London, May 08 (ANI): Albert Einstein once speculated that 'if the bee disappeared off the surface of the globe, then man would only have four years of life left.' Now, scientists have described the idea as a 'myth'.
Honeybees pollinate many of the vegetables and fruit eaten by humans and that feed livestock.
Now, researchers from Argentina and Canada say it is not true that a decline in the pollinators may threaten the human food supply - creating a 'pollination crisis'.
Scientists said that most agricultural crop production does not depend on pollinators but they do warn honeybees are crucial for some of our favourite foods like plums, raspberries, cherries, mangoes, Brazil nuts and cashew nuts.
They also found that demand for this type of crop has more than tripled in the past half century.
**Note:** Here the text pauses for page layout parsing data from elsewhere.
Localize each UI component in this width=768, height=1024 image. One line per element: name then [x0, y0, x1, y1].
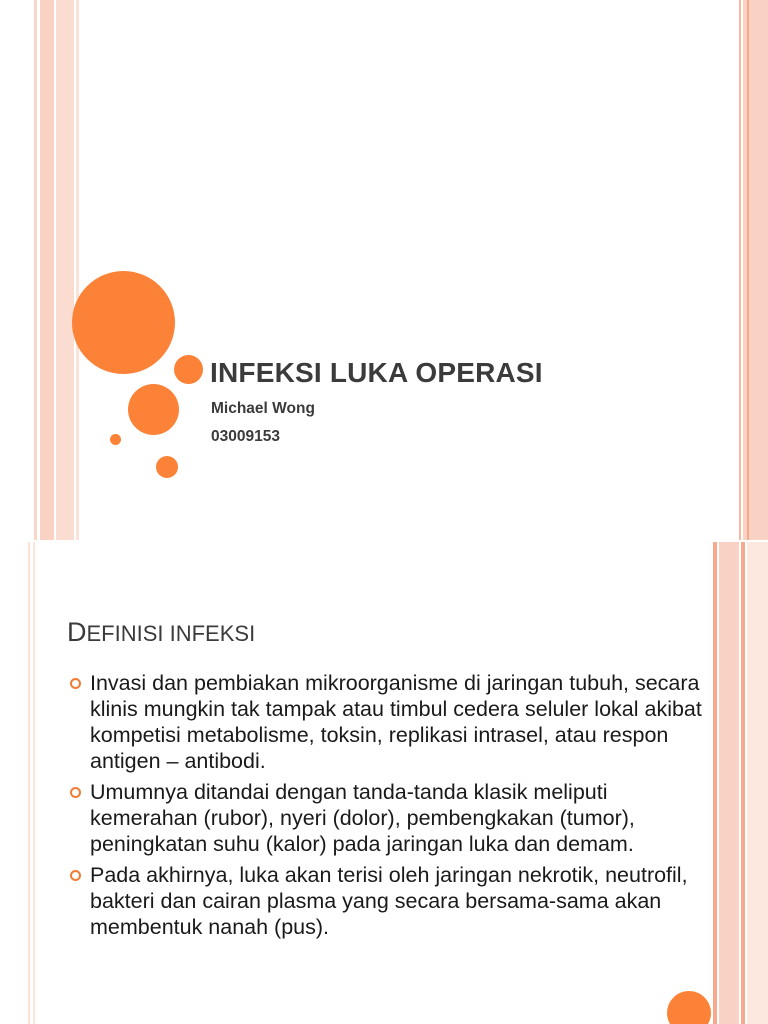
heading-rest: EFINISI INFEKSI: [86, 621, 256, 646]
author-name: Michael Wong: [211, 400, 315, 417]
decorative-stripe: [34, 0, 37, 540]
small-circle-decoration: [174, 355, 203, 384]
small-circle-decoration: [156, 456, 178, 478]
decorative-stripe: [739, 0, 741, 540]
circle-bullet-icon: [70, 678, 81, 689]
corner-circle-decoration: [667, 991, 711, 1024]
slide-title: INFEKSI LUKA OPERASI: [210, 357, 543, 388]
decorative-stripe: [76, 0, 79, 540]
tiny-circle-decoration: [110, 434, 121, 445]
circle-bullet-icon: [70, 787, 81, 798]
decorative-stripe: [719, 542, 739, 1024]
decorative-stripe: [33, 542, 35, 1024]
decorative-stripe: [28, 542, 30, 1024]
heading-initial: D: [67, 617, 87, 647]
circle-bullet-icon: [70, 870, 81, 881]
list-item: [70, 779, 710, 857]
decorative-stripe: [741, 542, 745, 1024]
bullet-text: Pada akhirnya, luka akan terisi oleh jaringan nekrotik, neutrofil, bakteri dan cairan plasma yang secara bersama-sama akan membentuk nanah (pus).: [90, 863, 688, 939]
section-heading: [67, 617, 255, 648]
decorative-stripe: [56, 0, 74, 540]
medium-circle-decoration: [128, 384, 179, 435]
student-id: 03009153: [211, 428, 280, 445]
bullet-list: [70, 670, 710, 945]
decorative-stripe: [40, 0, 54, 540]
list-item: [70, 670, 710, 774]
list-item: [70, 862, 710, 940]
decorative-stripe: [747, 0, 749, 540]
decorative-stripe: [713, 542, 717, 1024]
decorative-stripe: [747, 542, 768, 1024]
bullet-text: Invasi dan pembiakan mikroorganisme di jaringan tubuh, secara klinis mungkin tak tampak atau timbul cedera seluler lokal akibat kompetisi metabolisme, toksin, replikasi intrasel, atau respon antigen – antibodi.: [90, 671, 702, 773]
large-circle-decoration: [72, 271, 175, 374]
bullet-text: Umumnya ditandai dengan tanda-tanda klasik meliputi kemerahan (rubor), nyeri (dolor), pembengkakan (tumor), peningkatan suhu (kalor) pada jaringan luka dan demam.: [90, 780, 635, 856]
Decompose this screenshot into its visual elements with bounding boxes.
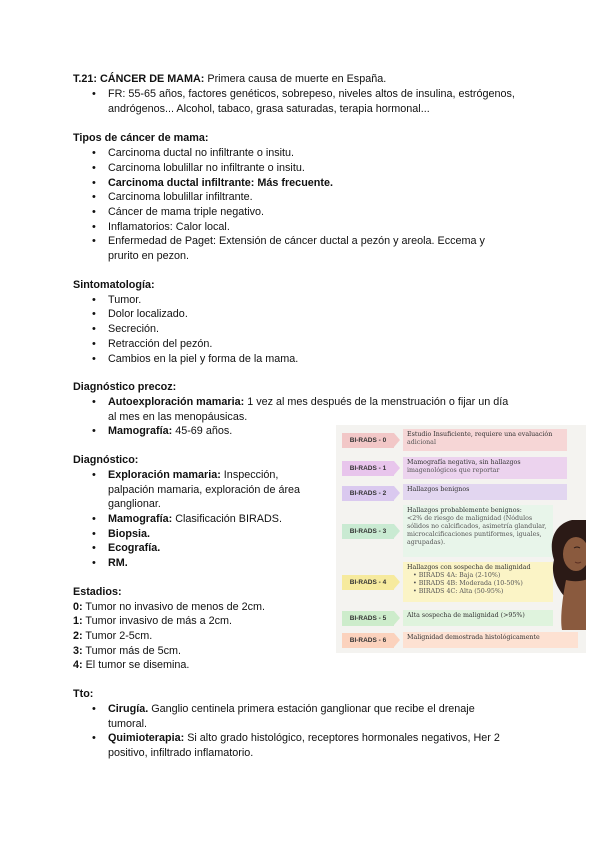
list-item-cont: palpación mamaria, exploración de área — [108, 484, 301, 496]
birads-tag-6: BI-RADS - 6 — [342, 633, 394, 648]
list-item: Ecografía. — [108, 542, 161, 554]
list-item: Secreción. — [108, 323, 160, 335]
section-heading-sintomatologia: Sintomatología: — [73, 279, 155, 291]
list-item-cont: tumoral. — [108, 718, 148, 730]
birads-box-5: Alta sospecha de malignidad (>95%) — [403, 610, 553, 626]
stage-item: 3: Tumor más de 5cm. — [73, 645, 182, 657]
birads-tag-1: BI-RADS - 1 — [342, 461, 394, 476]
list-item: Tumor. — [108, 294, 142, 306]
birads-box-0: Estudio Insuficiente, requiere una evaluación adicional — [403, 429, 567, 451]
section-heading-estadios: Estadios: — [73, 586, 122, 598]
section-heading-tto: Tto: — [73, 688, 94, 700]
list-item: Quimioterapia: Si alto grado histológico, receptores hormonales negativos, Her 2 — [108, 732, 500, 744]
list-item: Carcinoma lobulillar infiltrante. — [108, 191, 253, 203]
list-item: Mamografía: 45-69 años. — [108, 425, 233, 437]
list-item: Exploración mamaria: Inspección, — [108, 469, 279, 481]
birads-infographic — [336, 425, 586, 653]
list-item: Mamografía: Clasificación BIRADS. — [108, 513, 283, 525]
list-item: Carcinoma ductal infiltrante: Más frecuente. — [108, 177, 333, 189]
list-item: Dolor localizado. — [108, 308, 188, 320]
birads-box-6: Malignidad demostrada histológicamente — [403, 632, 578, 648]
list-item: Autoexploración mamaria: 1 vez al mes después de la menstruación o fijar un día — [108, 396, 509, 408]
birads-box-2: Hallazgos benignos — [403, 484, 567, 500]
list-item: Retracción del pezón. — [108, 338, 213, 350]
list-item: Cáncer de mama triple negativo. — [108, 206, 265, 218]
stage-item: 0: Tumor no invasivo de menos de 2cm. — [73, 601, 266, 613]
birads-tag-0: BI-RADS - 0 — [342, 433, 394, 448]
list-item-cont: al mes en las menopáusicas. — [108, 411, 248, 423]
birads-tag-5: BI-RADS - 5 — [342, 611, 394, 626]
list-item-cont: prurito en pezon. — [108, 250, 190, 262]
woman-illustration-icon — [544, 520, 586, 630]
list-item: Biopsia. — [108, 528, 150, 540]
stage-item: 1: Tumor invasivo de más a 2cm. — [73, 615, 233, 627]
stage-item: 4: El tumor se disemina. — [73, 659, 190, 671]
birads-tag-2: BI-RADS - 2 — [342, 486, 394, 501]
birads-tag-3: BI-RADS - 3 — [342, 524, 394, 539]
list-item: Cirugía. Ganglio centinela primera estación ganglionar que recibe el drenaje — [108, 703, 475, 715]
list-item-cont: positivo, infiltrado inflamatorio. — [108, 747, 254, 759]
birads-box-4: Hallazgos con sospecha de malignidad • BIRADS 4A: Baja (2-10%) • BIRADS 4B: Moderada (10-50%) • BIRADS 4C: Alta (50-95%) — [403, 562, 553, 602]
risk-factors-text: FR: 55-65 años, factores genéticos, sobrepeso, niveles altos de insulina, estrógenos, — [108, 88, 515, 100]
page-title: T.21: CÁNCER DE MAMA: Primera causa de muerte en España. — [73, 73, 387, 85]
list-item: Carcinoma ductal no infiltrante o insitu. — [108, 147, 295, 159]
list-item: RM. — [108, 557, 128, 569]
stage-item: 2: Tumor 2-5cm. — [73, 630, 153, 642]
birads-box-1: Mamografía negativa, sin hallazgos imagenológicos que reportar — [403, 457, 567, 479]
section-heading-diagnostico: Diagnóstico: — [73, 454, 139, 466]
birads-box-3: Hallazgos probablemente benignos: <2% de riesgo de malignidad (Nódulos sólidos no calcificados, asimetría glandular, microcalcificaciones puntiformes, iguales, agrupadas). — [403, 505, 553, 557]
list-item: Enfermedad de Paget: Extensión de cáncer ductal a pezón y areola. Eccema y — [108, 235, 485, 247]
section-heading-precoz: Diagnóstico precoz: — [73, 381, 177, 393]
section-heading-tipos: Tipos de cáncer de mama: — [73, 132, 209, 144]
list-item: Cambios en la piel y forma de la mama. — [108, 353, 299, 365]
list-item: Carcinoma lobulillar no infiltrante o insitu. — [108, 162, 305, 174]
list-item: Inflamatorios: Calor local. — [108, 221, 230, 233]
list-item-cont: ganglionar. — [108, 498, 161, 510]
risk-factors-text-cont: andrógenos... Alcohol, tabaco, grasa saturadas, terapia hormonal... — [108, 103, 430, 115]
birads-tag-4: BI-RADS - 4 — [342, 575, 394, 590]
"We were particularly astonished when we found the fraction of agricultural production that depends on pollinators - which includes all of these luxury agriculture items - started growing at a faster pace since the fall of communism in the former USSR and Eastern Europe," the Scotsman quoted Dr Marcelo Aizen, of Universidad Nacional del Comahue in Argentina, as saying.
"It grew at a much higher rate than the larger fraction of agricultural production that does not depend on pollinators, including wheat and rice, which just follow human population growth.
"Although the primary cause of the accelerating increase of pollinator- dependent crops seems to be economic and political - not biological - their rapid expansion has the potential to trigger future pollination problems for both these crops and native species in neighbouring areas," Aizen added.
Alan Teale, president of the Scottish Beekeepers Association, said he agreed that the end of bees doesn't mean the end of humans.
"It's generally said that about 70 per cent of the human diet is dependent on pollination of some kind. That's not all done by bees. There are many species of pollinators," he said.
"My view is that if honeybees disappeared then we would not have the crisis that some people say we would have. We would certainly have less variety and changes would have to be introduced that people might not like. Many of the high-quality things might disappear," he added.
He also raised a question whether Einstein really said that humans would die out four years after bees.